Additionally, Nick dissects how app delivery is limited to a fixed number of essential apps and scripts during Device Preparation, which simplifies choices but can force tradeoffs when environments require many preinstalled tools. While this limits complexity up front, it may shift configuration steps to post-enrollment phases or to other management systems. Therefore teams will need to balance the benefits of a clean, quick OOBE against the operational overhead of deferred installs and conditional policies.

Reporting, Troubleshooting, and Real-World Quirks

The video shows that reporting in Autopilot V2 is improved compared with the original flow, with a built-in deployment report that helps surface failures and durations more clearly. Moreover, these reports reduce the time IT spend hunting for root causes and provide better telemetry for change control. Yet, Nick documents where reporting still falls short, such as limited detail for some app-install failures and occasional gaps in event timing. As a result, teams should augment logs with additional telemetry during early adoption.

Troubleshooting examples in the demo highlight intermittent issues: dynamic enrollment callbacks, policy application order, and edge-case behaviors that surface only under specific hardware or network conditions. Although many issues have straightforward mitigations, the video reinforces that a blanket migration without adequate pilots could create helpdesk spikes. Consequently, the recommended approach is phased implementation with clear rollback plans and runbooks for common failure scenarios.

Tradeoffs, Readiness, and Practical Recommendations

The presenter concludes that Autopilot V2 addresses many of the most persistent frustrations from Autopilot V1, such as heavy reimaging and complicated image maintenance, and therefore represents a meaningful evolution for modern device management. However, the video is candid about the tradeoffs: reduced imaging complexity comes with new constraints around app counts, enrollment dynamics, and the need to adapt existing policies and scripts. Therefore organizations must evaluate whether immediate operational gains outweigh the migration effort and temporary instability risks.

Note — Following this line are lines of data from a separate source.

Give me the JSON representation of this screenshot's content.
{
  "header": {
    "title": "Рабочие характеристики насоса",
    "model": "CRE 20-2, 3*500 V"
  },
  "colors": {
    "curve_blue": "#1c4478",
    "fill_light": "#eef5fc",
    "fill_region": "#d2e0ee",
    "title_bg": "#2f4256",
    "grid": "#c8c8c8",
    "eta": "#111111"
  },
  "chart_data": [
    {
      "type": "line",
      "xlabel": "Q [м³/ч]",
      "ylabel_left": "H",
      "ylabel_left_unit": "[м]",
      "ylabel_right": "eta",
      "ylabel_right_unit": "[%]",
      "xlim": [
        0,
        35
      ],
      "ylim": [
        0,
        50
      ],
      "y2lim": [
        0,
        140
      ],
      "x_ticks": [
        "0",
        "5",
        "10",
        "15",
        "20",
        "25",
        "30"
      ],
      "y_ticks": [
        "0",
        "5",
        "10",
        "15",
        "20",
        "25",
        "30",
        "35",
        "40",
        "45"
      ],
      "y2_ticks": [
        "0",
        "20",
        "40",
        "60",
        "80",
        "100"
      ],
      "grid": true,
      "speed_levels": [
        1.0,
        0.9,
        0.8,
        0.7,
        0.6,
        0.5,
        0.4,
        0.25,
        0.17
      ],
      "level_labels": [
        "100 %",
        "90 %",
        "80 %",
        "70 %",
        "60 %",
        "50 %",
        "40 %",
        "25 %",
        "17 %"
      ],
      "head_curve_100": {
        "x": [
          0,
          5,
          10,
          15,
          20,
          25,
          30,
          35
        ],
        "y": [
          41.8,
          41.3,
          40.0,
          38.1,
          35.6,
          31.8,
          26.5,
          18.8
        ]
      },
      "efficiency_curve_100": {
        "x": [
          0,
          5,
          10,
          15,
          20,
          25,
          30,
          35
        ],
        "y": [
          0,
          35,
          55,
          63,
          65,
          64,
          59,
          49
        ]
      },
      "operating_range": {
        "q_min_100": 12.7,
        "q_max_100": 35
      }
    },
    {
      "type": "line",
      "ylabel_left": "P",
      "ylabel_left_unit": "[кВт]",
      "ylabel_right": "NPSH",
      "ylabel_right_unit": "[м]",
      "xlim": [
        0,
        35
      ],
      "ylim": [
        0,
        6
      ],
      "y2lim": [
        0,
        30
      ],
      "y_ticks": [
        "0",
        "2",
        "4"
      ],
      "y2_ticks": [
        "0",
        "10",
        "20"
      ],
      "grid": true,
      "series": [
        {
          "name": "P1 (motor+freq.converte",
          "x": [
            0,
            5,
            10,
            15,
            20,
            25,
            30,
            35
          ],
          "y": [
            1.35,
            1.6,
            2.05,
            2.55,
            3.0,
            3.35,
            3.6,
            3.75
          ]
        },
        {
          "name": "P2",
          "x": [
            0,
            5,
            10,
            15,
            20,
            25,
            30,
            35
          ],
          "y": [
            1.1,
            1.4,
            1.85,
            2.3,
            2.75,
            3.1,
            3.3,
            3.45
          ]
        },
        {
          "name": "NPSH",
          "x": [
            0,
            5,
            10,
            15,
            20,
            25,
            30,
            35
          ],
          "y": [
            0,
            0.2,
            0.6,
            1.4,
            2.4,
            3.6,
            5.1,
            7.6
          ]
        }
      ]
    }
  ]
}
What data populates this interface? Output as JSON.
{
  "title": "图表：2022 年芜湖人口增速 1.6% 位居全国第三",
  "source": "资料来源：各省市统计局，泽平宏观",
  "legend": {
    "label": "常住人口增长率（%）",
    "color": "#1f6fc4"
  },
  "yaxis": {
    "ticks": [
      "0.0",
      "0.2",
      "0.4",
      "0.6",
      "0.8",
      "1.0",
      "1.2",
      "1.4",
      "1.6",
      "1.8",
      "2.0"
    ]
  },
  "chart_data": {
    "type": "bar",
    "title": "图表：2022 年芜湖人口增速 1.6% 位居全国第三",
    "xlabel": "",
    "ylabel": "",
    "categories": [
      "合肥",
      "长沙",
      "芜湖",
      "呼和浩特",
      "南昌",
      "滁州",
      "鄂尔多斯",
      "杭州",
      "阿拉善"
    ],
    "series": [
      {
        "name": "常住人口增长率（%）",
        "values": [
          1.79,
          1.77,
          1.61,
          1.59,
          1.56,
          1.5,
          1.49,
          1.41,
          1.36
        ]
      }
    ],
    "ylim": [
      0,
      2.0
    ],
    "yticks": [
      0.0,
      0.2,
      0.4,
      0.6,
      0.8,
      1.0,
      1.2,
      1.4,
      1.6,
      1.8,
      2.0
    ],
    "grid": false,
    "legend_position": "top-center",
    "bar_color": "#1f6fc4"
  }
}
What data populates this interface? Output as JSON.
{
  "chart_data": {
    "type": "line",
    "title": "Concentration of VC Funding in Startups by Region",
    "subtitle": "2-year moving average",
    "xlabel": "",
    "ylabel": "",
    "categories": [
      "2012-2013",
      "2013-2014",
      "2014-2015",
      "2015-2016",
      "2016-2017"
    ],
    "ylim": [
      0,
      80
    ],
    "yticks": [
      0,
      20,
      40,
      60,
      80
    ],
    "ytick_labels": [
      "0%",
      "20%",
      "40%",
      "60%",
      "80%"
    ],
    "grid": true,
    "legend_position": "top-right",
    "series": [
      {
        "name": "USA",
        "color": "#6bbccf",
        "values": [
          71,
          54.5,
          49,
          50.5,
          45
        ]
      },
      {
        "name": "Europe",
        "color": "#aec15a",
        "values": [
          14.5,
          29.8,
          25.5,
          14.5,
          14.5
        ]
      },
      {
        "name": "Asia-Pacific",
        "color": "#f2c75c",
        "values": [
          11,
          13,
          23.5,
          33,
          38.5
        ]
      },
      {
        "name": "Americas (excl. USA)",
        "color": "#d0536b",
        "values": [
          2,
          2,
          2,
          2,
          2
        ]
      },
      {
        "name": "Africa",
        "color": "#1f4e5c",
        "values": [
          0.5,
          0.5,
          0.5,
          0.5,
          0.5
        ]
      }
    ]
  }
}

For practical rollout, the video recommends staged pilots that cover common device models and user profiles, validating app delivery, policy timing, and reporting completeness. Moreover, teams should document deployment metrics and maintain fallback procedures for devices that require traditional imaging or specific customizations. In short, while Device Preparation shows promise and is ready for many production scenarios, success depends on careful planning, empirical testing, and acceptance of tradeoffs during transition.

Intune - Autopilot Device Prep: Better Than v1?